With just under a year to go until the next election, the parties have yet to set out detailed policy platforms with regard to health and the NHS. One eye-catching proposal from Scottish Labour is to reduce the number of health boards from 14 to three. While it sounds like a centralisation of power, the party says it’s the opposite, designed to cut bureaucracy and allow decisions to be made at a local level. The party accused the SNP of stealing another one of its proposals – 100,000 additional GP appointments to beat the “8am rush” – in the programme for government set out last month. The first minister also said that primary care services would receive a larger share of total NHS, including an expansion of the Pharmacy First service.
The Tories called the programme for government a “pathetic con”, while Labour described its proposals as “flimsy”. BMA Scotland said the government’s plans for the NHS were “failing to meet reality”.
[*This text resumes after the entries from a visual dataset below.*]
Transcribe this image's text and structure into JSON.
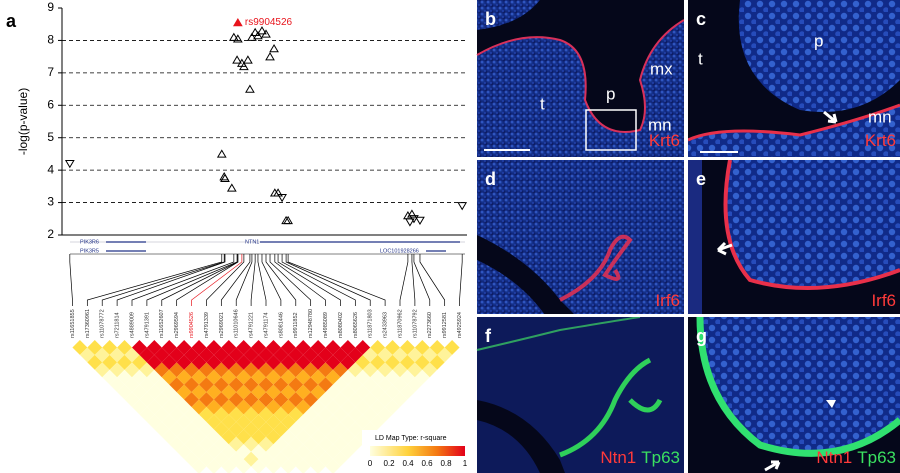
{
  "chart_data": {
    "type": "scatter",
    "panel": "a",
    "ylabel": "-log(p-value)",
    "annotation": "rs9904526",
    "ylim": [
      2,
      9
    ],
    "yticks": [
      2,
      3,
      4,
      5,
      6,
      7,
      8,
      9
    ],
    "xlim": [
      0,
      100
    ],
    "grid": true,
    "series": [
      {
        "marker": "triangle-up",
        "color": "#000000",
        "x": [
          39,
          39.6,
          39.8,
          41.5,
          42,
          42.8,
          43,
          44,
          44.5,
          45.5,
          46,
          46.5,
          47.3,
          48,
          49,
          50,
          51,
          52,
          52.2,
          53,
          55,
          55.5,
          85.3,
          86.3
        ],
        "values": [
          4.5,
          3.8,
          3.75,
          3.45,
          8.1,
          7.4,
          8.05,
          7.3,
          7.2,
          7.4,
          6.5,
          8.1,
          8.25,
          8.15,
          8.3,
          8.2,
          7.5,
          7.75,
          3.3,
          3.3,
          2.45,
          2.45,
          2.6,
          2.65
        ]
      },
      {
        "marker": "triangle-down",
        "color": "#000000",
        "x": [
          1.2,
          54,
          85.8,
          86.8,
          88.3,
          98.8
        ],
        "values": [
          4.2,
          3.15,
          2.4,
          2.5,
          2.45,
          2.9
        ]
      },
      {
        "marker": "triangle-up-filled",
        "color": "#e8141c",
        "x": [
          43
        ],
        "values": [
          8.55
        ]
      }
    ],
    "genes": [
      {
        "name": "PIK3R6"
      },
      {
        "name": "PIK3R5"
      },
      {
        "name": "NTN1"
      },
      {
        "name": "LOC101928266"
      }
    ],
    "snps": [
      "rs11651855",
      "rs17360961",
      "rs11078772",
      "rs7211814",
      "rs4889009",
      "rs4791391",
      "rs11652607",
      "rs2969594",
      "rs9904526",
      "rs4791339",
      "rs2969021",
      "rs11010646",
      "rs4791221",
      "rs4791174",
      "rs8081446",
      "rs9911852",
      "rs12948780",
      "rs4985089",
      "rs8080402",
      "rs8065626",
      "rs11871803",
      "rs2433963",
      "rs11870962",
      "rs11078792",
      "rs2273660",
      "rs9912581",
      "rs4925924"
    ],
    "ld_legend": {
      "title": "LD Map Type: r-square",
      "ticks": [
        0,
        0.2,
        0.4,
        0.6,
        0.8,
        1
      ]
    }
  },
  "panels": [
    {
      "letter": "b",
      "labels": [
        "t",
        "p",
        "mx",
        "mn"
      ],
      "stain": [
        "Krt6"
      ]
    },
    {
      "letter": "c",
      "labels": [
        "t",
        "p",
        "mn"
      ],
      "stain": [
        "Krt6"
      ]
    },
    {
      "letter": "d",
      "labels": [],
      "stain": [
        "Irf6"
      ]
    },
    {
      "letter": "e",
      "labels": [],
      "stain": [
        "Irf6"
      ]
    },
    {
      "letter": "f",
      "labels": [],
      "stain": [
        "Ntn1",
        "Tp63"
      ]
    },
    {
      "letter": "g",
      "labels": [],
      "stain": [
        "Ntn1",
        "Tp63"
      ]
    }
  ],
  "figure_letter": "a"
}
“More people are finding the NHS is not able to provide the care they need, when they need it, forcing them to go private and putting the founding principles of our NHS at risk,” says Kennedy.
“The past few years have shown that while any increase in frontline spending on the NHS is welcome, this must be accompanied by a vision for securing the future of the NHS, which is backed up by both detail and action.
“Our message to all politicians in the coming months as the Scottish Parliament election approaches is that it is not too late to save the NHS – but we cannot afford to wait another five years for the necessary action. The need for reform is urgent and the process to protect the NHS and turn it around must begin right now.”